Out‑of‑band Collection
Uses independent management hardware (BMC) to gather data even when the server is down, focusing on hardware‑level metrics.
Combining both methods yields comprehensive monitoring in large data centers.
3.1.1 In‑band Collection Details
Disk Module monitors storage devices (NVMe, SSD, HDD) and controllers, collecting health metrics such as remaining life percentage and bad block count. The Agent invokes tools like dmidecode and lspci, structures the data, and reports it to detection and asset services.
GPU Module monitors core and memory utilization, ECC errors, power consumption, etc. The Agent wraps DCGM and DCMI interfaces to support NVIDIA, Huawei, and other GPUs, normalizing health data for the detection service.
3.1.2 Out‑of‑band Collection Details
When a server crashes, out‑of‑band collection gathers critical fault information via Redfish API or SNMP traps.
SNMP Trap vs Redfish
Higher accuracy: OID‑based mapping provides fine‑grained fault classification, reducing false positives.
Higher flexibility: subscription mechanisms allow selective monitoring per vendor/model.
Because OID definitions vary across vendors, we supplement SNMP with Redfish health checks for coverage.
3.2 Fault Rule Management
A unified rule library standardizes fault identification, impact assessment, and handling procedures. Key fields include fault code, description, type (e.g., NIC, NVMe, GPU), severity level (P0‑P2), and rule expression (log keywords, metric thresholds).
4. Automated Repair Solution
4.1 Business Up/Down Automation
Previously, fault notifications relied on manual WeChat messages, leading to delays.
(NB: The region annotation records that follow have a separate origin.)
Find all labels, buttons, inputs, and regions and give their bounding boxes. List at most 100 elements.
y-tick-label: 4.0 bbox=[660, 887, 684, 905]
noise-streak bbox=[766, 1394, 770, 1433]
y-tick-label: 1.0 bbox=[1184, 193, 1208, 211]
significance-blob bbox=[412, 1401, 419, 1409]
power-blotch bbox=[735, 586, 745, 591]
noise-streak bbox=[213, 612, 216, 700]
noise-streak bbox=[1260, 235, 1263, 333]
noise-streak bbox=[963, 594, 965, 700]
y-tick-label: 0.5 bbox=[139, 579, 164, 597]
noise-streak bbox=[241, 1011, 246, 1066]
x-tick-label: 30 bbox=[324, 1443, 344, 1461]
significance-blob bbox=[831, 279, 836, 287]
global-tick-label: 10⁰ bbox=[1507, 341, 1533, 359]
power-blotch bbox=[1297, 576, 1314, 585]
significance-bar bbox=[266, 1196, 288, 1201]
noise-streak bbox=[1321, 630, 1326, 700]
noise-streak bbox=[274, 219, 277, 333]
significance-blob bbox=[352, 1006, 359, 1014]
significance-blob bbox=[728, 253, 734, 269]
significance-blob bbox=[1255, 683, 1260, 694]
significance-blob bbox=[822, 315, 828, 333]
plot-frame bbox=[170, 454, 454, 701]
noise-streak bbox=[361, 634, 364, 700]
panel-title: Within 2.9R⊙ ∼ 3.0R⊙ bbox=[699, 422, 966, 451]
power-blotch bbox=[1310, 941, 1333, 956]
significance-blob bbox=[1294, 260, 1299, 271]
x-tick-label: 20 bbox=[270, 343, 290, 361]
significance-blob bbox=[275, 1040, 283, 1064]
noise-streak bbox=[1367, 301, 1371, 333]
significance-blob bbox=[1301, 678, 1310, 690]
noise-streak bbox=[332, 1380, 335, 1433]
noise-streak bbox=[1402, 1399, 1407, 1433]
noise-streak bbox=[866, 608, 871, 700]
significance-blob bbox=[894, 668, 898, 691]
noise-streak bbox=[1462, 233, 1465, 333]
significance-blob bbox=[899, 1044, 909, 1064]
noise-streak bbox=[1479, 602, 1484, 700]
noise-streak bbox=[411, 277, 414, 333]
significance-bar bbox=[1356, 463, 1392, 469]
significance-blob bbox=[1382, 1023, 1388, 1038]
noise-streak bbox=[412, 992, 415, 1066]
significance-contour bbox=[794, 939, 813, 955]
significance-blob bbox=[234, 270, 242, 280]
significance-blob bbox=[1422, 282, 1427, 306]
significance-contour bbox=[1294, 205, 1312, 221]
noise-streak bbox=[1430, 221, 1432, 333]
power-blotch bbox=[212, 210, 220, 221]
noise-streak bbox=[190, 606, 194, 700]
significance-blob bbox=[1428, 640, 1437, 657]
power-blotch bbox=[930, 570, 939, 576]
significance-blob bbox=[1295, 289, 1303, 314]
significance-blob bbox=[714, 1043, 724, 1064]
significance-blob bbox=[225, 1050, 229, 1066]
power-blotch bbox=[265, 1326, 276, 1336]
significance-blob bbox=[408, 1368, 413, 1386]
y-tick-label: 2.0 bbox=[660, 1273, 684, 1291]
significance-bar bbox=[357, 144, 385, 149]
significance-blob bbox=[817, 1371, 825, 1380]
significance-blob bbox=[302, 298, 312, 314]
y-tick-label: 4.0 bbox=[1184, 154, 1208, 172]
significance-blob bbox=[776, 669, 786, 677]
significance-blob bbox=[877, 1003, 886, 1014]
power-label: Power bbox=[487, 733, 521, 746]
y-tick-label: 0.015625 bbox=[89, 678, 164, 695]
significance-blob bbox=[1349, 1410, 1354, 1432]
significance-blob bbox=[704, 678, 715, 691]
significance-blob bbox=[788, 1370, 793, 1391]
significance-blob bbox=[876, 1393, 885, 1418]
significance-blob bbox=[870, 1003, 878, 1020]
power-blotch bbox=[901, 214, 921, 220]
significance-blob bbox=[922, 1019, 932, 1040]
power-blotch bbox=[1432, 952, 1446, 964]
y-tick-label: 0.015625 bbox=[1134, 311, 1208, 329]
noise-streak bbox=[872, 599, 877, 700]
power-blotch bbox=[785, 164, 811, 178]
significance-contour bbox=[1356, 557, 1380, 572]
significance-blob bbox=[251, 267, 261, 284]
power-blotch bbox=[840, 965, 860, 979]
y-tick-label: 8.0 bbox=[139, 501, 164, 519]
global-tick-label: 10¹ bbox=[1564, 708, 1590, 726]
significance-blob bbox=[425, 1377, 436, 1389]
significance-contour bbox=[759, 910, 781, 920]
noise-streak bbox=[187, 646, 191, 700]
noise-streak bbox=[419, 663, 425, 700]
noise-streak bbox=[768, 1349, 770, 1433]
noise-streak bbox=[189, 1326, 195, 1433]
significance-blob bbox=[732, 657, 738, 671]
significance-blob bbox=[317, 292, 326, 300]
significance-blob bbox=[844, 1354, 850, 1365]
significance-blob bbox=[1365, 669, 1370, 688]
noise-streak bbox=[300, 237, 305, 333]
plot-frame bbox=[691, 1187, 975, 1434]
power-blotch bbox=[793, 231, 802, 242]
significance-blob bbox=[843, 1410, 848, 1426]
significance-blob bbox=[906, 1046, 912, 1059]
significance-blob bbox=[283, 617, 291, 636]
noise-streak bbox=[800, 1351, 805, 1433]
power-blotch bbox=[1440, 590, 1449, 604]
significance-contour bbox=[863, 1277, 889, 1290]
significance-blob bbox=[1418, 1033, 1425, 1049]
The new automated workflow triggers repair tasks, generates callbacks, and closes the repair loop, improving efficiency.
The process includes fault detection → task generation → callback confirmation → repair execution, supporting both online (non‑downtime) and offline (requires downtime) repairs.
4.2 Repair Process Automation
Key functions:
Email or API notifications to relevant parties after task creation.
Automatic asset updates after hardware replacement (disk, NIC, GPU, etc.).
Automated server status transitions (e.g., "repair requested", "delivered").
Post‑repair health checks to verify restored operation.
5. Summary and Outlook
5.1 Summary
The architecture integrates hardware monitoring, log analysis, and fault management to achieve full‑lifecycle server fault handling. Combined in‑band and out‑of‑band monitoring yields:
Coverage: 99%
Accuracy: 99%
Recall: 95%
Real‑time monitoring, proactive alerts, and periodic inspections ensure most faults are detected and resolved promptly.
5.2 Outlook
Intelligent monitoring: Apply machine learning and AI to detect early fault signs and provide predictive alerts.
More efficient fault localization: New technologies will streamline diagnosis and accelerate resolution, reducing maintenance costs.
Enhanced security and reliability: Future maintenance will emphasize hardware/software security to prevent data leaks and unauthorized access.